Je laisse, je laisse s'évaporer ce qui me semble inutile, et je redécouvre le goût des choses. Moi aussi, j'ai comme la poitrine qui m'oppresse. J'ai comme le même nom dans la tête, et comme les mêmes peurs. Je me dis lucide, je me vois aveuglée. Oui, je suis aveugle des choses, des gens. Je tâtonne et mon inexpérience fait que je déclare comme établies des choses qui ne le sont pas.
Je suis une petite fille gâtée dans mes relations. Toujours l'attention sur moi. Moi, moi moi. Celle qui fait rire pour se rendre ridicule rien que pour que les gens la regardent. Celle qui prêtait toujours attention à son physique de façon superficielle. Celle qui veut être originale et qui veut le prouver dans son apparence. Celle qui veut être douée et unique. Celle qui veut toujours être "tu es la première avec qui je ressens toutes ces choses". Celle qui s'enfonce dans son mal-être quand elle se sent seule ou rejetée.
Bien sûr que j'ai peur de vous. Vous m'intriguez. Je veux vous plaire.
Alors je me lance comme une catin dans vos bras, et je vous couvre de mon air enjoué.

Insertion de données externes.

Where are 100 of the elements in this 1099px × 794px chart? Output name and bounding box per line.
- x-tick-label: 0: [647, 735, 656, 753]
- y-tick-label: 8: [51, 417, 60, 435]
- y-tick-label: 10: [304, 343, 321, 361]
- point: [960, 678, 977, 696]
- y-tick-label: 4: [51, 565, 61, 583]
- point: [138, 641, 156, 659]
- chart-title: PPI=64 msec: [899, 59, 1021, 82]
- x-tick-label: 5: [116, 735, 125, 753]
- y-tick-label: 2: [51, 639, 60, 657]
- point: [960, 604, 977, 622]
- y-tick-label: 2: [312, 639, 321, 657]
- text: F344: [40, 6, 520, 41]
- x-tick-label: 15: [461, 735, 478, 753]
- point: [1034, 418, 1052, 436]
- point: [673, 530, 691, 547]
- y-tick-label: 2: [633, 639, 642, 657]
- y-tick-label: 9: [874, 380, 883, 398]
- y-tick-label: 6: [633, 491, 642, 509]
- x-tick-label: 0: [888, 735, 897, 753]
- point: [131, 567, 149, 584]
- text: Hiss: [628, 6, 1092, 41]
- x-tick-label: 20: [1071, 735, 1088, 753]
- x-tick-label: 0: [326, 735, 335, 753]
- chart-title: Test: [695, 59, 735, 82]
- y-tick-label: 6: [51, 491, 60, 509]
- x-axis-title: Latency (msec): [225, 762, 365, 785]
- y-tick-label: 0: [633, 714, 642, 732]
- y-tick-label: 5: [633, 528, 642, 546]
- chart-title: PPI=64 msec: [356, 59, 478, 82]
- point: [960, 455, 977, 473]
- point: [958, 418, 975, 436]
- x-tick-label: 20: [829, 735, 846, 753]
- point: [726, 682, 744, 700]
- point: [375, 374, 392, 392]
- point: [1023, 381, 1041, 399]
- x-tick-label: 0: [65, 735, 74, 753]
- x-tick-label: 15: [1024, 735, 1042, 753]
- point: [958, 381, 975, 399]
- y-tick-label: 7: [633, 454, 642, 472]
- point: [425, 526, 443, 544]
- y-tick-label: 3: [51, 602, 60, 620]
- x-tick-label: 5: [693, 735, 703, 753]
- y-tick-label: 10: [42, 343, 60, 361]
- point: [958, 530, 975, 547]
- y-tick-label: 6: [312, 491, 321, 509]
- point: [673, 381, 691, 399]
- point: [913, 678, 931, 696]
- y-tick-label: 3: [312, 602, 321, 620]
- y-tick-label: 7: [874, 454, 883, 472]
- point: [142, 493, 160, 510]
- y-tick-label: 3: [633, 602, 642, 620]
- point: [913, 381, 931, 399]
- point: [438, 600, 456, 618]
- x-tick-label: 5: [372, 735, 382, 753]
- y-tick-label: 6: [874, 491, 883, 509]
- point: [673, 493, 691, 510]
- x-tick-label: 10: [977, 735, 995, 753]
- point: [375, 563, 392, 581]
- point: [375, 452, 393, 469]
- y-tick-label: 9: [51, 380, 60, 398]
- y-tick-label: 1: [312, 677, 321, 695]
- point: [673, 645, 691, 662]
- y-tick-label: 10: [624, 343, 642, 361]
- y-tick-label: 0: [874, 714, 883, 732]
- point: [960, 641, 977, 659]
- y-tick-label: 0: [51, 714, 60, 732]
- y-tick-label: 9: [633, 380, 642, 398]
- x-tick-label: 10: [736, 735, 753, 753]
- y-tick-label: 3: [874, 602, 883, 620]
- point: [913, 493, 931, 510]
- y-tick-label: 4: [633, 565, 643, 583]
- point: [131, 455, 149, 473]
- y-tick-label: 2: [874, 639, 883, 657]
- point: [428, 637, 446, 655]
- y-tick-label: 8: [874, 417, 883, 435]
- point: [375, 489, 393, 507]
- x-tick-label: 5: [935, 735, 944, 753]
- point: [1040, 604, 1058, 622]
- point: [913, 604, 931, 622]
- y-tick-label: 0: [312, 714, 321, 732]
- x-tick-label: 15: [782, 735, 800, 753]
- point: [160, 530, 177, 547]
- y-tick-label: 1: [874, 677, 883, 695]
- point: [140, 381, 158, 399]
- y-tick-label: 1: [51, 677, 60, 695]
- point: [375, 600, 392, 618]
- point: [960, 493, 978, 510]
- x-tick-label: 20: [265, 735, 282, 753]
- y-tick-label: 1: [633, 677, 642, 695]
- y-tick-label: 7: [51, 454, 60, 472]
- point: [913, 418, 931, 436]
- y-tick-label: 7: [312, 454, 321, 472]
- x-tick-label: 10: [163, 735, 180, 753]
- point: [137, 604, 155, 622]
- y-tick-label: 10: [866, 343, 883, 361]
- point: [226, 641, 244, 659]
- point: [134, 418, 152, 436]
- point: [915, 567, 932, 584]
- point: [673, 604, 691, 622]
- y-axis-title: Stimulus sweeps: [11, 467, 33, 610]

J'ai toujours cru que chacun de nous avait une part très noire. Pas seulement quelques personnes. Toutes. On ne peut faire confiance à personne. C'est ainsi que je voyais les choses. Et il est arrivé. Il m'a dit d'être positive. C'est marrant de me dire que je n'ai jamais été positive, alors que j'ai toujours été la fille au grand sourire. Toujours été la fille qui fait rire quand on va mal. Toujours été la fille qui va bien. Jusqu'à ces crises. Je me détache d'elles. Alors je veux croire que tout est possible, et que tout peut-être beau. Je nuance ma luminosité et mon contraste, je lance un filet dans la foule. Voyons les spécimens qu'il m'apportera. Je m'abandonne dans leurs ondes, j'essaie de capter si je m'en sors plus forte ou vidée. Mais même avec la meilleure volonté du monde, on essaie toujours très dur, mais on ne sent pas qu'on change. Il y a toujours des moments où on craque, où on se laisse aller. Et on se rattrape avec un sourire penaud, on s'excuse. Le c½ur rongé par les remords de nos anciens sentiments. On se mord l'intérieur des joues et on se dit qu'on ne va plus recommencer.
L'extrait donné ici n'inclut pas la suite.